The authors declare no conflict of interest.

Figures

Figure 1
Figure 1
Clinical data and molecular features of 35 infant high‐grade gliomas (iHGGs). The figure summarizes the clinical, histopathological and molecular features of the cases of iHGGs included in our study. Copy number alteration was analyzed by molecular inversion probe (MIP) analysis; genomic alteration and mutational status of candidate genes were analyzed by multiplex ligation‐dependent probe amplification (MLPA) and pyrosequencing; nuclear expression of p53 and Olig‐2 was studied by immunohistochemistry (IHC); alternative telomere lengthening (ALT) was investigated by fluorescence in situ hybridization (FISH). The patients are sorted by age (from the youngest patient, #28 on the left, to the oldest patient, #24 on the right). Median age at diagnosis was 9 months. Midline tumors are indicated by an asterisk (*). AA°III = anaplastic astrocytoma WHO grade III; ampl. = amplification; GBM°IV = glioblastoma multiforme WHO grade IV; WHO = World Health Organization.
Figure 2
Figure 2
Histopathological and immunohistochemical features (p53, Olig‐2 and ATRX) of four representative cases of infant glioblastoma patients. Glioblastomas [glioblastoma multiforme (GBM)] show microvascular proliferation and tumor necrosis with pseudopalisading of the vital tumor cells.
Figure 3
Figure 3
Virtual karyogram and loss of SNORD in 22 tumors analyzed by molecular inversion probe (MIP) arrays. Gains of chromosome 1q or losses of chromosome 6q become obvious (A). Losses are indicated in red and gains in blue. As a focal genetic alteration, a heterozygous loss of SNORD on chromosome region 14q32, a known tumor‐suppressor region, could be detected in six cases (B).
Figure 4
Figure 4
Cumulative chromosomal aberrations of 22 infant cases in comparison to 16 non‐infant pediatric high‐grade gliomas. Molecular inversion probe (MIP) analysis shows that chromosomal alterations are significantly less frequent in diffuse infant high‐grade gliomas (iHGGs) compared to pediatric high‐grade gliomas (pHGGs). The comparison plot is obtained by subtracting the genomic alterations of groups. The difference is expressed in percentage for the gains and losses for each location (gain and loss are shown as up and down, respectively) and tracked in the upper part of the figure. Bars in the track “Significant” indicate regions where there is a significant difference of the copy number changes between the compared groups (P < 0.05).

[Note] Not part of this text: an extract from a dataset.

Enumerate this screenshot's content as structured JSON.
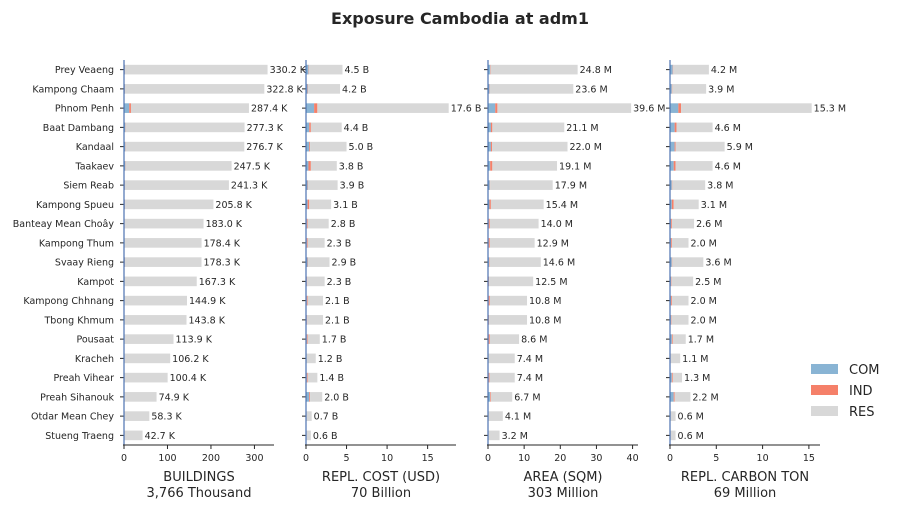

The profile of copy number changes (losses in red, gains in blue) for each group is displayed in the lower track of the plot.
Figure 5
Figure 5
Box plot diagrams of the comparison of infants vs. non‐infant high‐grade gliomas (HGGs) using a Mann–Whitney rank sum test. The graphs show the number of chromosomes with cytogenetic alterations (gain/losses) affecting the whole chromosomes (A), the number of chromosome arms with cytogenetic alterations (gains/losses) affecting the entire chromosome arm (B) and number of chromosome arms with focal copy number aberrations (C) in infant high‐grade gliomas (iHGGs) compared to pediatric high‐grade gliomas (pHGGs). The iHGGs presented a significantly lower frequency of chromosomal alterations when compared to their non‐infant counterparts. The horizontal line represents the median value; the lower and upper limits of the box represent the interquartile range. Focal copy number aberrations are defined as gains or losses spanning from 10% to 50% of a chromosome arm.